Pandas has a built in implementation of matplotlib's histogram method for use with dataframes. I want to be able to get the values of each bin. I am able to do this by converting my dataframe column into a list with this code:
import pandas as pd
import numpy as np
%matplotlib inline
import matplotlib.pyplot as plt
df = pd.DataFrame(np.random.rand(100))
df.columns = ['mydata']
myarray = df.mydata[(df.mydata > 0)].tolist() # This is a list
weights = np.ones_like(myarray)/len(myarray)
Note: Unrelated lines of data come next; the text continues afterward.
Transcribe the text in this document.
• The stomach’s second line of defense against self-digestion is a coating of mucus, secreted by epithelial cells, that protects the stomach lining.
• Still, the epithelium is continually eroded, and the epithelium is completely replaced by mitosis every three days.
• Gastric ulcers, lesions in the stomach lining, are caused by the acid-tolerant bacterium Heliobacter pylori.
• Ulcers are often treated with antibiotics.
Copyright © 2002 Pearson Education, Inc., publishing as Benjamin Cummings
hist = plt.hist(myarray, bins=10, weights=weights)
plt.show()
counts, bins, bars = hist
print counts
But when I do this with pandas' implementation of hist, as follows:
import pandas as pd
import numpy as np
%matplotlib inline
import matplotlib.pyplot as plt
df = pd.DataFrame(np.random.rand(100))
df.columns = ['mydata']
myarray = df.mydata[(df.mydata > 0)] # This is a pandas Series
weights = np.ones_like(myarray)/len(myarray)
hist = myarray.hist(bins=10, weights=weights)
plt.show()
counts, bins, bars = hist
print counts
I get this:
TypeError: 'AxesSubplot' object is not iterable
Does anyone know a way to get the histogram values off a histogram generated by pandas' hist method? Thanks!